Scars Correction


Scars may come up due to several pathological procedures (acne, varicella, skin ulcers), due to trauma with or without tissue loss, burnts and other causes. Because of this, scars may be found in any part of the body.

Scars can also appear after a surgery, in those cases their location is usually reduced to abdomen, breasts, inner and upper thighs, face and neck.

Patients usually question doctors because of the disgusting visual aspect of the scar, which may sometimes cause asymmetries and malformations.

What does scarring depend on?

They are always unpredictable, no matter they are caused by an accident or surgery. The way in which a scar evolves depends both on how your body heals and the surgeon’s skill.

There are many things that may affect how severe a scar is, including size and depth of the wound, the thickness and color of your skin, and the shape of your scar. The appearance of a scar is related to personal aspects, which vary from one patient to another.

May a scar be completely removed?

Even though no scar can be eliminated completely, plastic surgeons can frequently improve the appearance of a scar, turning it less obvious, either by injecting steroid medications or with a surgical procedure known as scar revision.

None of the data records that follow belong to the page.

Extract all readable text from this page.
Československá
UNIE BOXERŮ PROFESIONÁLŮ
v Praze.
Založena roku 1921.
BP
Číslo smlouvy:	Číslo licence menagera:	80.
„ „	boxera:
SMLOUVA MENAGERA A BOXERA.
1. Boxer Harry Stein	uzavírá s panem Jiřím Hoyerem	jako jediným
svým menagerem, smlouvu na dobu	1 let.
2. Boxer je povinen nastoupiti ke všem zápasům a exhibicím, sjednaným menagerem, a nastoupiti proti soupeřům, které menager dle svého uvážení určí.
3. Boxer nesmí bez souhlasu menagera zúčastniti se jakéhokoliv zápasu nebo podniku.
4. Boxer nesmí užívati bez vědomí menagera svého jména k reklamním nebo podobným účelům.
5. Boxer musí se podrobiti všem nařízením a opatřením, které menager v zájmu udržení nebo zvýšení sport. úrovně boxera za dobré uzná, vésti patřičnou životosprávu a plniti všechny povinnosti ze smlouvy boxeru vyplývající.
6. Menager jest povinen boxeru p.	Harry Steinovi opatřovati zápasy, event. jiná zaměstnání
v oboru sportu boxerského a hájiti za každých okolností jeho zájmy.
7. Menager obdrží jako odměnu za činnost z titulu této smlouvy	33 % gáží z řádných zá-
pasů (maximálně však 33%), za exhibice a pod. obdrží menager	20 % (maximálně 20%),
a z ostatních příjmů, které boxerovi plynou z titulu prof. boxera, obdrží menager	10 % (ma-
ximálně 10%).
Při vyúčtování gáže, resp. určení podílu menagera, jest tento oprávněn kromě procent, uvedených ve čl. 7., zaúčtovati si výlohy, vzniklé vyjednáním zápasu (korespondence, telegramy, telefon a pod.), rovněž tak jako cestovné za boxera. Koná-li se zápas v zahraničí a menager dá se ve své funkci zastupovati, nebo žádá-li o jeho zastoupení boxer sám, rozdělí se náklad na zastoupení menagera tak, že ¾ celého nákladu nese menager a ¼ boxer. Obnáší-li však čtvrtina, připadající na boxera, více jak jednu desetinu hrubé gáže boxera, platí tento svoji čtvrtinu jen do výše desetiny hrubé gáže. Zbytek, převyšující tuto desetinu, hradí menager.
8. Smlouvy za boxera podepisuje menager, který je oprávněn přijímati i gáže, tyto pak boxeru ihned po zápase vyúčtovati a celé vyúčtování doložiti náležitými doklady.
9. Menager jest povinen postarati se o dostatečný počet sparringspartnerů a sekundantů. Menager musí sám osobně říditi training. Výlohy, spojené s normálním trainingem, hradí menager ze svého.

When should I treat a scar?

We recommend you to wait some time after the scar has been formed because it may change its color and aspect. Some become less visible in time, bear in mind clear and realistic expectations, and check with your surgeon for different treatment options.

Are there any risks?

Even though a scar revision is usually very safe, there is always a chance of complications. These may be infections, hemorrhages, reactions to anesthesia, or scar recurrence. To avoid these potential problems you have to listen to what your plastic surgeon told you and follow them to the letter before and after the surgery.

What are the keloids?

Keloids are very thick scars which grow over the limits of the incision or wound. They are usually red or darker than the skin around them. Keloids appear when the body continues to produce a fibrous protein called collagen once the wound has already healed.

How are keloids treated?

Keloids are usually treated by injecting steroid medications directly into the scar to reduce redness, itch and burnt. In some cases, this can also flatten the scar.

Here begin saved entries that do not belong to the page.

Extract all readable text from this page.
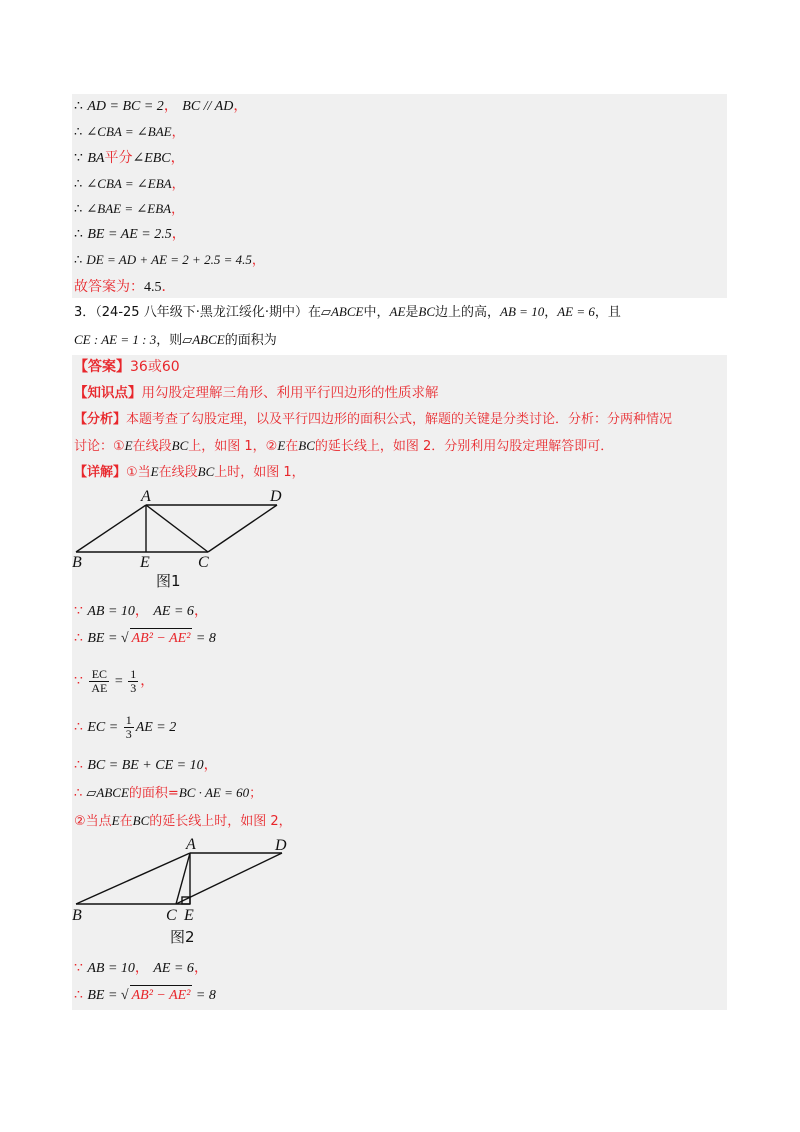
∴ AD = BC = 2， BC // AD，
∴ ∠CBA = ∠BAE，
∵ BA平分∠EBC，
∴ ∠CBA = ∠EBA，
∴ ∠BAE = ∠EBA，
∴ BE = AE = 2.5，
∴ DE = AD + AE = 2 + 2.5 = 4.5，
故答案为：4.5．
3．（24-25 八年级下·黑龙江绥化·期中）在▱ABCE中，AE是BC边上的高，AB = 10，AE = 6，且
CE : AE = 1 : 3，则▱ABCE的面积为
【答案】36或60
【知识点】用勾股定理解三角形、利用平行四边形的性质求解
【分析】本题考查了勾股定理，以及平行四边形的面积公式，解题的关键是分类讨论．分析：分两种情况
讨论：①E在线段BC上，如图 1，②E在BC的延长线上，如图 2．分别利用勾股定理解答即可．
【详解】①当E在线段BC上时，如图 1，
A	D
B	E	C
图1
∵ AB = 10， AE = 6，
∴ BE = √ AB² − AE² = 8
∵ $\frac{EC}{AE} = \frac{1}{3}$ ，
∴ EC = $\frac{1}{3}$ AE = 2
∴ BC = BE + CE = 10，
∴ ▱ABCE的面积=BC · AE = 60；
②当点E在BC的延长线上时，如图 2，
A	D
B	C E
图2
∵ AB = 10， AE = 6，
∴ BE = √ AB² − AE² = 8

If the steroid treatment is not suitable, the scar may be dried and the wound is closed with one or more stitches. The treatment is generally ambulatory with local anesthesia. You may go back to your regular activities in one or two days and the stitches will be removed after a few days. Sometimes, a skin grafting can be performed, although the place from which the graft is done may develop a new keloid.

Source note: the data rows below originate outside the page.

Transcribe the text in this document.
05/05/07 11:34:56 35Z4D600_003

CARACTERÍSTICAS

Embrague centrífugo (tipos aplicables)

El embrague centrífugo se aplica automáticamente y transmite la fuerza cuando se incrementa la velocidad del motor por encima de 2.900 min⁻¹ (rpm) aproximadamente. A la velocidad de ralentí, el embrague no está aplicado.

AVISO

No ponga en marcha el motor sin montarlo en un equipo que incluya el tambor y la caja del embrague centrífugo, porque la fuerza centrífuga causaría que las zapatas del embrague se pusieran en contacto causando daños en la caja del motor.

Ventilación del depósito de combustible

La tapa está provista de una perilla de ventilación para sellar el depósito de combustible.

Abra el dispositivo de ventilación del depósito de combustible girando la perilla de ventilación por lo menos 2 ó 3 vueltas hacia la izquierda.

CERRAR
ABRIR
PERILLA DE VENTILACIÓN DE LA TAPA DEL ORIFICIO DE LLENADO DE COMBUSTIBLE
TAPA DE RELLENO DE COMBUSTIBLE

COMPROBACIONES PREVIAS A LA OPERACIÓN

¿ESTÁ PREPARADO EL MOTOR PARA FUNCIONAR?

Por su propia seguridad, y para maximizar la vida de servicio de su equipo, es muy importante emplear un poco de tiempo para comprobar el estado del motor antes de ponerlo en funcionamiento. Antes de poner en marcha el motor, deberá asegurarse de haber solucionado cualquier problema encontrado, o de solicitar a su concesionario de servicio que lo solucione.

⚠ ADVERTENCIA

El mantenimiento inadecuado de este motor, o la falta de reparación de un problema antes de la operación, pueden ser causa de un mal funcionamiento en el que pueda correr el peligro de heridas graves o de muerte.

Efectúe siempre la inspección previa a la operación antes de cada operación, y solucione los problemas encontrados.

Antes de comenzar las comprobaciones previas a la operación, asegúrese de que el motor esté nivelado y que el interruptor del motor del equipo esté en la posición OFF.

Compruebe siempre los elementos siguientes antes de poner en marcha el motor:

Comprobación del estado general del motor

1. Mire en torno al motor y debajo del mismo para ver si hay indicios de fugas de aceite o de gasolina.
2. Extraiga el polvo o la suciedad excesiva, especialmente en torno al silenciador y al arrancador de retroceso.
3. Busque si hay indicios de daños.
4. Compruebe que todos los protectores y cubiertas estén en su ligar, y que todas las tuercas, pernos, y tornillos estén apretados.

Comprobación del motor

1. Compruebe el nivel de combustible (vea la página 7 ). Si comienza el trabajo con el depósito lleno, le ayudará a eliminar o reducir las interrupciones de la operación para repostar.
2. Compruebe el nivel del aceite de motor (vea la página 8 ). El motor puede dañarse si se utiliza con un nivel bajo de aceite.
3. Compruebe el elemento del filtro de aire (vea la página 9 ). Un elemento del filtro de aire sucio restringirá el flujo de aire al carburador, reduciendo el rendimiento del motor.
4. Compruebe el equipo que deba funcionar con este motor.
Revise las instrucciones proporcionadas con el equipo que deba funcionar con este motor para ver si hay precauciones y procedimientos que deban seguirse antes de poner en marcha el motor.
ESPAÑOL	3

No matter the treatment used, keloids tend to reappear, sometimes even larger than before. To try and avoid that, both techniques are usually combined. You can also wear a pressure band or silicone drape over the wound for a year. Still, the keloid may reappear, which would require additional treatments every once in a while.

What are hypertrophic scars?

Hypertrophic scars are usually confused with keloids, since both tend to be thick, red and elevated. Nevertheless, hypertophic scars usually improve on their own, but since the process may take over a year, it is assisted with steroid injections.

If the conservative treatment proves to be uneffective, hypertrophic scars can usually be improved surgically. The plastic surgeon removes the scar and closes the incision to make the scar less visible.

How is a contracture scar treated?

Burnts and other wounds that cause a lot of skin loss may form a scar that stretches the skin, a process called contraction. The resulting contracture may affect underlying muscles and tendons, this limits the regular movement of joints.

Correcting a contracture or bridle usually requires the resection of the scar as well as placing a skin graft or a flap. In some cases, a procedure called Z-plasty. There are other techniques which use tissue expansion to obtain more tissue and improve the contracture. If the condition is chronic and has been present for a long time, it may need physiotherapy after the surgery to restore functions.

Facial scars

Because of their location, facial scars are usually considered aesthetic issues, whether they are hypertrophic or not. There are many ways to improve how a scar looks. The most common one is to dry up and stitch the scar.

If the scar is perpendicular to the natural folds of the skin (also called relaxation lines) it is possible to reposition it so that it goes parallel to these lines, which would make it less obvious.

Some facial scars may be softened by using various techniques, such as special lasers, dermabrasion and z-plasties. Each case must be evaluated individually.